Is a Lie group $\sigma$-compact? I want to use the Riesz representation theorem for show there is $\mu$ a bi-invariant Haar measure on a Lie group $L$ such that

$$I(f)=\int_L f d \mu$$

where $I$ is a linear functional on a Lie group $L$.

Answer 1

Yes. Of course, it all depends on your definitions - but it seems that most people require differential manifolds (and hence Lie groups) to be second countable. Since they are also locally compact, this means they are $\sigma$-compact.

However, one should be careful. The book Structure and Geometry of Lie Groups by J. Hilgert and K. Neeb doesn't require manifolds or Lie groups to be second countable, so for example $\mathbb{R}$ with the discrete topology is considered a Lie group (and it's not $\sigma$-compact). But this is pretty nonconventional.

EDIT: It is also important to note that, as José pointed out, every connected Lie group is automatically $\sigma$-compact (and in fact second countable). I'll copy the proof from here:

Suppose $G$ is a connected Lie Group. Let $K$ be any compact neighbourhood of the identity. Then the interior $\text{int}(K)$ is an open neighbourhood of the identity as well. Take $V = \text{int}(K) \cap \text{int}(K)^{-1}$; $V$ is still an open neighbourhood of the identity and $V \subset K$.

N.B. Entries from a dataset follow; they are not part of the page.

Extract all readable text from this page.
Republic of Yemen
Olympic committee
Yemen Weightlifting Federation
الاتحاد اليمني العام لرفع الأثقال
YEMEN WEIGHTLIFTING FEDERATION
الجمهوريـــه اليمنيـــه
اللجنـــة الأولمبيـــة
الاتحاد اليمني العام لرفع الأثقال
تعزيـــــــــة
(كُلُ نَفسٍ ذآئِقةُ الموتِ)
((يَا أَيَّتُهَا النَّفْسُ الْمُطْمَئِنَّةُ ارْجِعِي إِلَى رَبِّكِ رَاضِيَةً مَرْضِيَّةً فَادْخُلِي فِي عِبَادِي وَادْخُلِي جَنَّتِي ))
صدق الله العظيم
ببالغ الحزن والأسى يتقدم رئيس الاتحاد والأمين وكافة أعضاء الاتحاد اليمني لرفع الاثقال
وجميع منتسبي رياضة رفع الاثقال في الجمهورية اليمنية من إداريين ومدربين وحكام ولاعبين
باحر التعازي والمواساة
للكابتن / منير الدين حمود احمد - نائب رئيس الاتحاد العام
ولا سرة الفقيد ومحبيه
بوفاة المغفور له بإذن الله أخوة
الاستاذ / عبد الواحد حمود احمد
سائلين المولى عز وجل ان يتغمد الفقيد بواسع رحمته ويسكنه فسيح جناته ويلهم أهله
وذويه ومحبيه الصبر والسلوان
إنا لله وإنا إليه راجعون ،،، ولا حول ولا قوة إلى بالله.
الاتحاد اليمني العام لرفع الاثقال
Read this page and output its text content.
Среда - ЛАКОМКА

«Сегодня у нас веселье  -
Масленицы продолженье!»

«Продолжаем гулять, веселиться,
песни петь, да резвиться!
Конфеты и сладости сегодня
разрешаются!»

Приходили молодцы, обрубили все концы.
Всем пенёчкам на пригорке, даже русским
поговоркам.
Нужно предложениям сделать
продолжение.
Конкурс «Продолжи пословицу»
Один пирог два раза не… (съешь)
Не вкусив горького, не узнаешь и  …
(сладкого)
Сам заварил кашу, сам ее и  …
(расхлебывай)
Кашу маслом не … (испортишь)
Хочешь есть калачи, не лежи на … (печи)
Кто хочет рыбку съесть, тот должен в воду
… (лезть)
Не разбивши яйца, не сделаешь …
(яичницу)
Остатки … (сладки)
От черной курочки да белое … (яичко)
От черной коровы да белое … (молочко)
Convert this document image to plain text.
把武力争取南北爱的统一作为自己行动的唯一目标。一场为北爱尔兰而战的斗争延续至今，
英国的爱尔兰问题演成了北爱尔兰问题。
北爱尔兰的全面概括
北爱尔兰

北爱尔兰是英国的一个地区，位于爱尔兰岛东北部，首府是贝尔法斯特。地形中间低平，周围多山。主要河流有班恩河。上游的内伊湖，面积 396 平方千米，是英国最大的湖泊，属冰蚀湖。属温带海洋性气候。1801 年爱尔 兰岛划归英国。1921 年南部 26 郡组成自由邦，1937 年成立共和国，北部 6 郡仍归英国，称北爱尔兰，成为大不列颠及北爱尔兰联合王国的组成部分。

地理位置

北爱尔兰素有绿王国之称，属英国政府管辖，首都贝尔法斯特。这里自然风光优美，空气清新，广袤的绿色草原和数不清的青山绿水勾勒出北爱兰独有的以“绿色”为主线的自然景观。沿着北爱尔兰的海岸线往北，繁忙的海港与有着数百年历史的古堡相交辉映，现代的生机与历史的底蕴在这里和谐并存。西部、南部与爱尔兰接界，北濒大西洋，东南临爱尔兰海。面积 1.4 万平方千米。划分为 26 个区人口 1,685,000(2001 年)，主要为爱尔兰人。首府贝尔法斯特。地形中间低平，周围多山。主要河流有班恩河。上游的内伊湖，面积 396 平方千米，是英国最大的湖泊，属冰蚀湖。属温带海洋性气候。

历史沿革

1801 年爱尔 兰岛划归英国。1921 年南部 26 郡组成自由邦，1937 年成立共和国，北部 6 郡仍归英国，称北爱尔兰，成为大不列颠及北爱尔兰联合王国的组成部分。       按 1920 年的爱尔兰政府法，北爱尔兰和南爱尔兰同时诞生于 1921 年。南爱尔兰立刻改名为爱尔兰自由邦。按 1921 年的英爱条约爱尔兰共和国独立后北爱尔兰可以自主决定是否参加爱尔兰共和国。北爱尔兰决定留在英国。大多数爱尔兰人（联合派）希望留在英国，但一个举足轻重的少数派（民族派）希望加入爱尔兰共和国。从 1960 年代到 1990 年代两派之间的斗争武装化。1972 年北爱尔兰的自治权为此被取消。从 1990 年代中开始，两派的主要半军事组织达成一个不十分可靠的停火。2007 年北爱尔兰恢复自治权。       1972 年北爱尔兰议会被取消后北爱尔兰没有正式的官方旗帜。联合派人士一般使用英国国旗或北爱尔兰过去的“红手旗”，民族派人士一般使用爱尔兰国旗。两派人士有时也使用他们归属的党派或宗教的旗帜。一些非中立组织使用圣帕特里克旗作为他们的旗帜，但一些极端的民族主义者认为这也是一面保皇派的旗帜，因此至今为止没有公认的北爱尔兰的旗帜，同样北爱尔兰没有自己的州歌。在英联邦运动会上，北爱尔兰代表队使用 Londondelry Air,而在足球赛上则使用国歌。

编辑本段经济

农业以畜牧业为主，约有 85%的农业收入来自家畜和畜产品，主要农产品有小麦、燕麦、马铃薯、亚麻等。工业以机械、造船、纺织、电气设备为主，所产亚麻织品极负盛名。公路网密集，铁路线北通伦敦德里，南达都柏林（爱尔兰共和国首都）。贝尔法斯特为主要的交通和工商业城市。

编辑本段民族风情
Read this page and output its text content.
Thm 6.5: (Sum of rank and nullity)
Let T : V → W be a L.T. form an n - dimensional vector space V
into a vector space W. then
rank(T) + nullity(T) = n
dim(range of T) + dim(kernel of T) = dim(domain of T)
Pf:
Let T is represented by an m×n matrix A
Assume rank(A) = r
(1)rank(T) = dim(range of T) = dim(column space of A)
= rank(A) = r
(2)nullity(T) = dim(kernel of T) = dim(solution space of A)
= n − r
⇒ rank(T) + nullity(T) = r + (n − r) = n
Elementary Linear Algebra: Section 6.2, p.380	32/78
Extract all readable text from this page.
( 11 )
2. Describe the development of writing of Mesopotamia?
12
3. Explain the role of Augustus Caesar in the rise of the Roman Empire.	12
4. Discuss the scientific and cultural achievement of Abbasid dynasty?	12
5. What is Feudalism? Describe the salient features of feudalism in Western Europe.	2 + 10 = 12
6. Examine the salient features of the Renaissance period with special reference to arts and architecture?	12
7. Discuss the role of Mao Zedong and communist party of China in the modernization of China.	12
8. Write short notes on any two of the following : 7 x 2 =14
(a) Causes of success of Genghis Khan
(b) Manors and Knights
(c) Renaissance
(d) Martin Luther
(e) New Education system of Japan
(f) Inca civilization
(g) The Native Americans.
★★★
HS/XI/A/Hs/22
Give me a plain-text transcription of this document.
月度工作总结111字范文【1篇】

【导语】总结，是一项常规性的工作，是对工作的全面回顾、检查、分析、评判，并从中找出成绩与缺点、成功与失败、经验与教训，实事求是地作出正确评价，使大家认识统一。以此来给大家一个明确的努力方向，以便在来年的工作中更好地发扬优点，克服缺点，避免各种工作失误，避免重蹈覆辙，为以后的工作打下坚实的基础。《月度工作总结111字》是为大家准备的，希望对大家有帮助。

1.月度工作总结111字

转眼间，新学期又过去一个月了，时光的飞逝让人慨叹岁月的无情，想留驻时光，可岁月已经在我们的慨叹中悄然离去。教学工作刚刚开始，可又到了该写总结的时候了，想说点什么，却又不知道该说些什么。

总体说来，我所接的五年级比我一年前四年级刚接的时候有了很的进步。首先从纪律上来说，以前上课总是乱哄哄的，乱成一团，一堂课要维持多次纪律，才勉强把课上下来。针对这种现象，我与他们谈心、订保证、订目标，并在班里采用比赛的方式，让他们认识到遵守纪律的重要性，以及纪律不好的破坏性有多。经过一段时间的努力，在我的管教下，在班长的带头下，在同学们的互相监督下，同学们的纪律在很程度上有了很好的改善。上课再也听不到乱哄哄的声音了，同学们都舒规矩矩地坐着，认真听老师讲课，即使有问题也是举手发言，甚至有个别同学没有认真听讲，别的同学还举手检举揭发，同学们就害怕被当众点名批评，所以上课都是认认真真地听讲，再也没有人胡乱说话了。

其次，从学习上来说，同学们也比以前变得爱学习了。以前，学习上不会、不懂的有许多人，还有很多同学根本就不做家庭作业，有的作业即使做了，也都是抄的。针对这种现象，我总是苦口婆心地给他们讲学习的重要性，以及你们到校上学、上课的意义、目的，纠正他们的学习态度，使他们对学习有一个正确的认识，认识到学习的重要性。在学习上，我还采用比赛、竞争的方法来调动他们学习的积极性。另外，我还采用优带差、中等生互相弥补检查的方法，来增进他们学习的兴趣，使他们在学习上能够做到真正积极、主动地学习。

Consider $H = \bigcup_{n \in \mathbb{N}}V^n$. This is an open subgroup of $G$. Therefore it is closed, since its complement $H^C = \bigcup_{g \neq e \in G} gH$ is open. Because $G$ is connected and $H$ is nonempty, $H = G$. In particular,

$$ G = \bigcup_{n \in \mathbb{N}}V^n = \bigcup_{n \in \mathbb{N}}K^n.$$

Answer 2

I suppose that you are interested only in connected Lie groups. Then, yes, it is $\sigma$-compact. In fact, if $U$ is a compact neighborhood of the identity element, then $\{U^n\,|\,n\in\mathbb{N}\}$ is a countable collection of compact sets whose union is the whole group.